Library board defies Ford to seek increase
January 06, 2011
Daniel Dale
Toronto’s public library board has set up a confrontation with Mayor Rob Ford by voting to seek a 2.6 per cent budget increase rather than the 2 per cent it had recently been asked for and the 5 per cent cut the city had originally wanted.
At a rare standing-room-only meeting Thursday night, the board voted 8-2 to approve a plan submitted by Councillor Janet Davis that would avoid the closing of the library’s Urban Affairs branch and another cut that would force the system to purchase 18,400 fewer books and other items.
Davis said she was not willing to recommend cuts to library service to help the city deal with its fiscal problems. She called her proposal a “reasonable compromise”; the board had originally defied Ford by approving a request for a 3.3 per cent budget increase.
“I believe this is a significant service loss for this community,” Davis said, referring to the potential for closure of the Urban Affairs branch, “and I believe that eliminating 18,400 items from our collection is a loss of service. And I will not support that.”
The library board is composed of eight members of the public appointed under former mayor David Miller — Ford has not yet exercised his power to replace them — and five city councillors.
The five civilian members present voted unanimously in favour of Davis’s plan. Of the five councillors, two members of Ford’s executive committee — Paul Ainslie and Cesar Palacio — voted against the plan, while executive committee member Jaye Robinson joined left-leaning Davis and Sarah Doucette in voting in favour.
Ainslie did not speak at the meeting.

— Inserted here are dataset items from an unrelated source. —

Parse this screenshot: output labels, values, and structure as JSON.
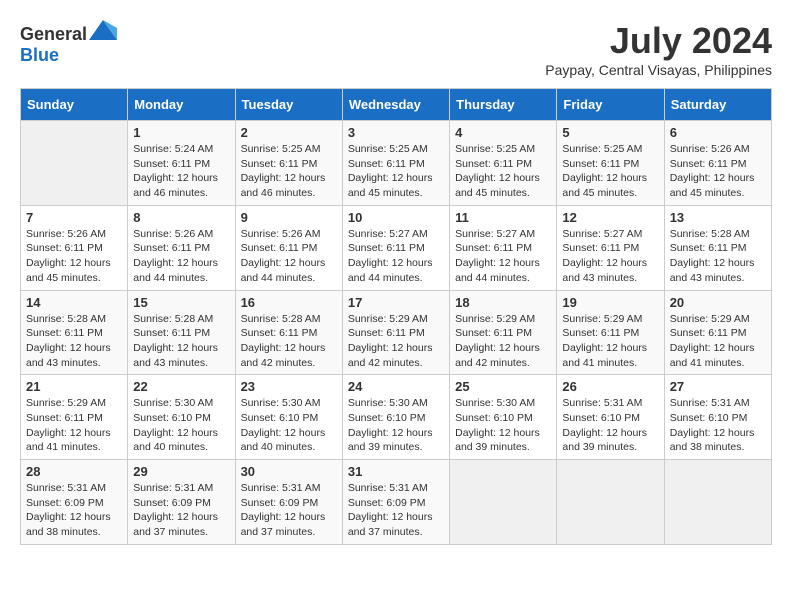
{
  "header": {
    "logo": {
      "general": "General",
      "blue": "Blue"
    },
    "title": "July 2024",
    "location": "Paypay, Central Visayas, Philippines"
  },
  "calendar": {
    "days_of_week": [
      "Sunday",
      "Monday",
      "Tuesday",
      "Wednesday",
      "Thursday",
      "Friday",
      "Saturday"
    ],
    "weeks": [
      [
        {
          "day": "",
          "info": ""
        },
        {
          "day": "1",
          "info": "Sunrise: 5:24 AM\nSunset: 6:11 PM\nDaylight: 12 hours and 46 minutes."
        },
        {
          "day": "2",
          "info": "Sunrise: 5:25 AM\nSunset: 6:11 PM\nDaylight: 12 hours and 46 minutes."
        },
        {
          "day": "3",
          "info": "Sunrise: 5:25 AM\nSunset: 6:11 PM\nDaylight: 12 hours and 45 minutes."
        },
        {
          "day": "4",
          "info": "Sunrise: 5:25 AM\nSunset: 6:11 PM\nDaylight: 12 hours and 45 minutes."
        },
        {
          "day": "5",
          "info": "Sunrise: 5:25 AM\nSunset: 6:11 PM\nDaylight: 12 hours and 45 minutes."
        },
        {
          "day": "6",
          "info": "Sunrise: 5:26 AM\nSunset: 6:11 PM\nDaylight: 12 hours and 45 minutes."
        }
      ],
      [
        {
          "day": "7",
          "info": "Sunrise: 5:26 AM\nSunset: 6:11 PM\nDaylight: 12 hours and 45 minutes."
        },
        {
          "day": "8",
          "info": "Sunrise: 5:26 AM\nSunset: 6:11 PM\nDaylight: 12 hours and 44 minutes."
        },
        {
          "day": "9",
          "info": "Sunrise: 5:26 AM\nSunset: 6:11 PM\nDaylight: 12 hours and 44 minutes."
        },
        {
          "day": "10",
          "info": "Sunrise: 5:27 AM\nSunset: 6:11 PM\nDaylight: 12 hours and 44 minutes."
        },
        {
          "day": "11",
          "info": "Sunrise: 5:27 AM\nSunset: 6:11 PM\nDaylight: 12 hours and 44 minutes."
        },
        {
          "day": "12",
          "info": "Sunrise: 5:27 AM\nSunset: 6:11 PM\nDaylight: 12 hours and 43 minutes."
        },
        {
          "day": "13",
          "info": "Sunrise: 5:28 AM\nSunset: 6:11 PM\nDaylight: 12 hours and 43 minutes."
        }
      ],
      [
        {
          "day": "14",
          "info": "Sunrise: 5:28 AM\nSunset: 6:11 PM\nDaylight: 12 hours and 43 minutes."
        },
        {
          "day": "15",
          "info": "Sunrise: 5:28 AM\nSunset: 6:11 PM\nDaylight: 12 hours and 43 minutes."
        },
        {
          "day": "16",
          "info": "Sunrise: 5:28 AM\nSunset: 6:11 PM\nDaylight: 12 hours and 42 minutes."
        },
        {
          "day": "17",
          "info": "Sunrise: 5:29 AM\nSunset: 6:11 PM\nDaylight: 12 hours and 42 minutes."
        },
        {
          "day": "18",
          "info": "Sunrise: 5:29 AM\nSunset: 6:11 PM\nDaylight: 12 hours and 42 minutes."
        },
        {
          "day": "19",
          "info": "Sunrise: 5:29 AM\nSunset: 6:11 PM\nDaylight: 12 hours and 41 minutes."
        },
        {
          "day": "20",
          "info": "Sunrise: 5:29 AM\nSunset: 6:11 PM\nDaylight: 12 hours and 41 minutes."
        }
      ],
      [
        {
          "day": "21",
          "info": "Sunrise: 5:29 AM\nSunset: 6:11 PM\nDaylight: 12 hours and 41 minutes."
        },
        {
          "day": "22",
          "info": "Sunrise: 5:30 AM\nSunset: 6:10 PM\nDaylight: 12 hours and 40 minutes."
        },
        {
          "day": "23",
          "info": "Sunrise: 5:30 AM\nSunset: 6:10 PM\nDaylight: 12 hours and 40 minutes."
        },
        {
          "day": "24",
          "info": "Sunrise: 5:30 AM\nSunset: 6:10 PM\nDaylight: 12 hours and 39 minutes."
        },
        {
          "day": "25",
          "info": "Sunrise: 5:30 AM\nSunset: 6:10 PM\nDaylight: 12 hours and 39 minutes."
        },
        {
          "day": "26",
          "info": "Sunrise: 5:31 AM\nSunset: 6:10 PM\nDaylight: 12 hours and 39 minutes."
        },
        {
          "day": "27",
          "info": "Sunrise: 5:31 AM\nSunset: 6:10 PM\nDaylight: 12 hours and 38 minutes."
        }
      ],
      [
        {
          "day": "28",
          "info": "Sunrise: 5:31 AM\nSunset: 6:09 PM\nDaylight: 12 hours and 38 minutes."
        },
        {
          "day": "29",
          "info": "Sunrise: 5:31 AM\nSunset: 6:09 PM\nDaylight: 12 hours and 37 minutes."
        },
        {
          "day": "30",
          "info": "Sunrise: 5:31 AM\nSunset: 6:09 PM\nDaylight: 12 hours and 37 minutes."
        },
        {
          "day": "31",
          "info": "Sunrise: 5:31 AM\nSunset: 6:09 PM\nDaylight: 12 hours and 37 minutes."
        },
        {
          "day": "",
          "info": ""
        },
        {
          "day": "",
          "info": ""
        },
        {
          "day": "",
          "info": ""
        }
      ]
    ]
  }
}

Afterward, he warned that city council may now simply make its own cuts to the library system to reduce its budget to the level requested by city staff.
“By basically defying what the budget committee has asked it to do, you’re deciding to send it back to City Hall, where our budget can be reviewed by people who aren’t familiar with the library system, and who can make cuts to it that may actually be more detrimental than something the board would,” he said.
After Davis spoke, civilian board member Kathy Gallagher Ross warned the board against turning the library into a “hot spot in the minds of the mayor and the new government.
“I think we are forced with having to show that we are taking what’s going on in the city seriously” in order to avoid a “real confrontation with the mayor.”
Moments later, however, she voted in favour of Davis’ plan.
One of Ford’s assistants was present in the packed public gallery. Many applauded after the plan was approved.
The Urban Affairs branch, located at Metro Hall, primarily serves as a research resource for city staff and for researchers of municipal affairs. Its collection is not available for borrowing. But the city allows the public to pick up holds there, and it also provides computer terminals frequently used by job-seekers and others in need of assistance, said Councillor Adam Vaughan.
Another library branch is scheduled to open in the vicinity of the Urban Affairs branch in 2014. Until then, the nearest branch is at City Hall, more than a kilometre away. Closing the branch would save more than $700,000 in total, according to city estimates, but only $100,000 of that in 2011.
The board’s total budget request is $171 million.
Under the plan that was rejected by the board in favour of Davis’s alternative, the collection housed by Urban Affairs would be transferred to the Toronto Reference Library.
City librarian Jane Pyper said the collection would be available for 60 hours per week, rather than 48, if the transfer occurred. She acknowledged, though, that the closure was proposed because of the city’s request for cost-cutting, not in an attempt to improve service.
Board chair Matthew Church said the board should not allow the library to become the city’s budgetary “whipping boy.” He said the Davis proposal was a “pretty responsible response” to the city’s “draconian” request for cuts.